Identity is of utmost importance to Dr. Román-Palacios, though. He’s been trying to carve one out for himself for as long as he can remember. When people from Colombia texted, emailed and called to congratulate him on his award, he saw a pattern emerge. They were congratulating him on being “Latinx Scientist of the Year,” and completely negating his Afro roots.
“Apparently depriving identities of people and communities when deemed convenient is a common choice in Latin America,” he says.
He’s not one to be easily deterred, though. He knows his recognition has been a long time coming. And that he’s had a helping hand or two along the way.
An enduring relationship
Upon graduating from high school, Dr. Román-Palacios went on to pursue a college degree at Universidad del Valle in Cali, Colombia. He chose biology as his major, graduated with honors, and did some early research in trophic ecology — the hierarchy of an organism in the food chain — of fishes and insect systematics. He caught the attention of Dr. Tripati who came across one of his undergraduate publications and sought his opinion on a paper they are working on.
He joined her lab as an Early Career Research Fellow. Dr. Tripati was by his side when he was applying to graduate schools in 2016. He went on to graduate from the University of Arizona with a doctoral degree in ecology and evolutionary biology in 2020.
“I’ve had a very close relationship with Dr. Aradhna Tripati since 2015,” he says. “Aradhna has supported me as a person and researcher basically during my whole academic life. We first interacted when I knew almost no English while in college in Colombia.”
Dr. Tripati also was right there when he applied for faculty positions in 2021. He went on to be hired as an assistant professor at the University of Arizona.
“I’ve had my mentor at UCLA for almost 10 years,” he says of Dr. Tripati.
Interestingly enough, they didn’t meet in person until 2021. The power of universality and that long relationship has him wanting to give back.
“I am interested in supporting other folks for marginalized groups in academia, the same way Aradhna did for me a while ago,” he says. “She has opened so many doors for me. She has inspired me for years and keeps doing it.”
Dr. Román-Palacios’ expertise is in ecology, evolutionary biology, and data science. His research partly focuses on the long-term effects of climate change on biodiversity.
“From that perspective, my goal is to provide critical information for evaluating and addressing potential scenarios of biodiversity change over the next few decades,” he says. “I also develop tools that are aimed at increasing access to science and resources that could be used by local communities.”
Changes of that magnitude require frank and honest conversations from the community at large, he says.
“There are a ton of discussions happening around those aspects but too many people are not interested in getting a critical opinion,” he says.
In his courses, he focuses on the “Ethics of What You Are Learning.”
“It’s mostly technical skill — assembling algorithms, social implications of algorithms, biases in data sets,” he says. “It’s dissecting data sets and how to use different populations.”
When dissecting plant populations, It turns out that, at the end of the day, it’s not just distinguishing between plant populations but how they inform eugenics and other larger populations.
Advice for others
Dr.
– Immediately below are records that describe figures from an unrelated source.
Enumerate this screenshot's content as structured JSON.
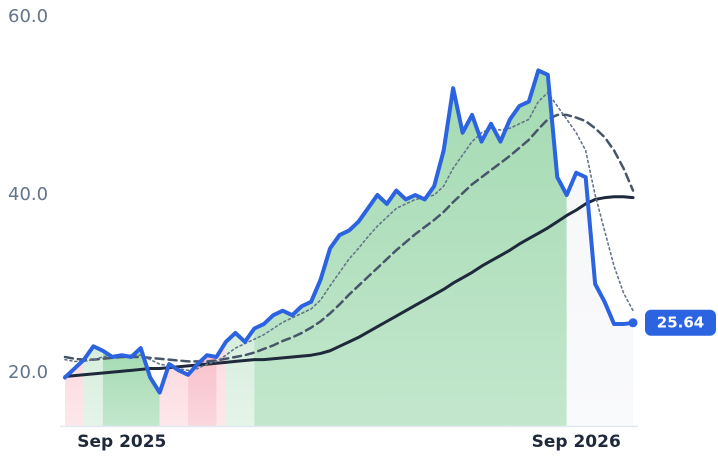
{
  "chart_data": {
    "type": "line",
    "categories": [
      null,
      null,
      null,
      null,
      null,
      null,
      "Sep 2025",
      null,
      null,
      null,
      null,
      null,
      null,
      null,
      null,
      null,
      null,
      null,
      null,
      null,
      null,
      null,
      null,
      null,
      null,
      null,
      null,
      null,
      null,
      null,
      null,
      null,
      null,
      null,
      null,
      null,
      null,
      null,
      null,
      null,
      null,
      null,
      null,
      null,
      null,
      null,
      null,
      null,
      null,
      null,
      null,
      null,
      null,
      null,
      "Sep 2026",
      null,
      null,
      null,
      null,
      null,
      null
    ],
    "ylim": [
      14,
      60
    ],
    "yticks": [
      {
        "value": 20,
        "label": "20.0"
      },
      {
        "value": 40,
        "label": "40.0"
      },
      {
        "value": 60,
        "label": "60.0"
      }
    ],
    "regions": [
      {
        "from": 0,
        "to": 2,
        "color": "#fcdbe1"
      },
      {
        "from": 2,
        "to": 4,
        "color": "#d6eedd"
      },
      {
        "from": 4,
        "to": 10,
        "color": "#a3dab2"
      },
      {
        "from": 10,
        "to": 13,
        "color": "#fcdbe1"
      },
      {
        "from": 13,
        "to": 16,
        "color": "#f8c1cc"
      },
      {
        "from": 16,
        "to": 17,
        "color": "#fcdbe1"
      },
      {
        "from": 17,
        "to": 20,
        "color": "#d6eedd"
      },
      {
        "from": 20,
        "to": 53,
        "color": "#a3dab2"
      },
      {
        "from": 53,
        "to": 60,
        "color": "#f6f7f9"
      }
    ],
    "series": [
      {
        "color": "#2b63e0",
        "style": "solid",
        "width": 4,
        "values": [
          19.5,
          20.5,
          21.5,
          23.0,
          22.5,
          21.8,
          22.0,
          21.8,
          22.8,
          19.5,
          17.8,
          21.0,
          20.3,
          19.8,
          21.0,
          22.0,
          21.8,
          23.5,
          24.5,
          23.5,
          25.0,
          25.5,
          26.5,
          27.0,
          26.5,
          27.5,
          28.0,
          30.5,
          34.0,
          35.5,
          36.0,
          37.0,
          38.5,
          40.0,
          39.0,
          40.5,
          39.5,
          40.0,
          39.5,
          41.0,
          45.0,
          52.0,
          47.0,
          49.0,
          46.0,
          48.0,
          46.0,
          48.5,
          50.0,
          50.5,
          54.0,
          53.5,
          42.0,
          40.0,
          42.5,
          42.0,
          30.0,
          28.0,
          25.5,
          25.5,
          25.64
        ]
      },
      {
        "color": "#64748b",
        "style": "dotted",
        "width": 1.6,
        "values": [
          21.5,
          21.3,
          21.3,
          21.5,
          21.8,
          22.0,
          22.0,
          22.0,
          22.0,
          21.5,
          21.0,
          20.8,
          20.5,
          20.3,
          20.5,
          21.0,
          21.3,
          22.0,
          22.8,
          23.3,
          23.8,
          24.3,
          25.0,
          25.7,
          26.2,
          26.7,
          27.2,
          28.2,
          29.8,
          31.3,
          32.8,
          34.0,
          35.3,
          36.5,
          37.5,
          38.5,
          39.0,
          39.5,
          39.7,
          40.0,
          41.0,
          43.0,
          44.5,
          46.0,
          47.0,
          47.5,
          47.3,
          47.5,
          48.0,
          48.5,
          50.5,
          51.5,
          50.0,
          48.5,
          47.0,
          45.0,
          40.0,
          36.0,
          32.0,
          29.0,
          27.0
        ]
      },
      {
        "color": "#475569",
        "style": "dashed",
        "width": 2.5,
        "values": [
          21.8,
          21.6,
          21.5,
          21.5,
          21.6,
          21.7,
          21.8,
          21.8,
          21.8,
          21.7,
          21.6,
          21.5,
          21.4,
          21.3,
          21.3,
          21.3,
          21.4,
          21.6,
          21.8,
          22.0,
          22.3,
          22.7,
          23.1,
          23.6,
          24.0,
          24.5,
          25.1,
          25.8,
          26.7,
          27.7,
          28.8,
          29.8,
          30.8,
          31.8,
          32.8,
          33.8,
          34.7,
          35.6,
          36.4,
          37.2,
          38.1,
          39.2,
          40.2,
          41.2,
          42.0,
          42.8,
          43.6,
          44.4,
          45.3,
          46.2,
          47.4,
          48.5,
          49.0,
          49.0,
          48.7,
          48.3,
          47.5,
          46.5,
          45.0,
          43.0,
          40.5
        ]
      },
      {
        "color": "#1e293b",
        "style": "solid",
        "width": 3,
        "values": [
          19.6,
          19.7,
          19.8,
          19.9,
          20.0,
          20.1,
          20.2,
          20.3,
          20.4,
          20.5,
          20.5,
          20.6,
          20.7,
          20.8,
          20.9,
          21.0,
          21.1,
          21.2,
          21.3,
          21.4,
          21.5,
          21.5,
          21.6,
          21.7,
          21.8,
          21.9,
          22.0,
          22.2,
          22.5,
          23.0,
          23.5,
          24.0,
          24.6,
          25.2,
          25.8,
          26.4,
          27.0,
          27.6,
          28.2,
          28.8,
          29.4,
          30.1,
          30.7,
          31.3,
          32.0,
          32.6,
          33.2,
          33.8,
          34.5,
          35.1,
          35.7,
          36.3,
          37.0,
          37.7,
          38.3,
          39.0,
          39.5,
          39.7,
          39.8,
          39.8,
          39.7
        ]
      }
    ]
  }
}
Román-Palacios is passionate about community, helping people belong and being around others who understand and support each other and know what’s important to them. His advice for others is this:
“Surround yourself with people who are worth your time and who support you. I’d say that being comfortable and feeling you are in the right space is extremely important for feeling productive and effectively supporting and triggering changes in society. Do not feel you have to agree to everything and state your opinion respectfully if you ever disagree.”
To do his part in contributing to the future, he is working along with the Center for Diverse Leadership in Science, Esperanza Community Housing, and Youth Education and Empowerment in STEM.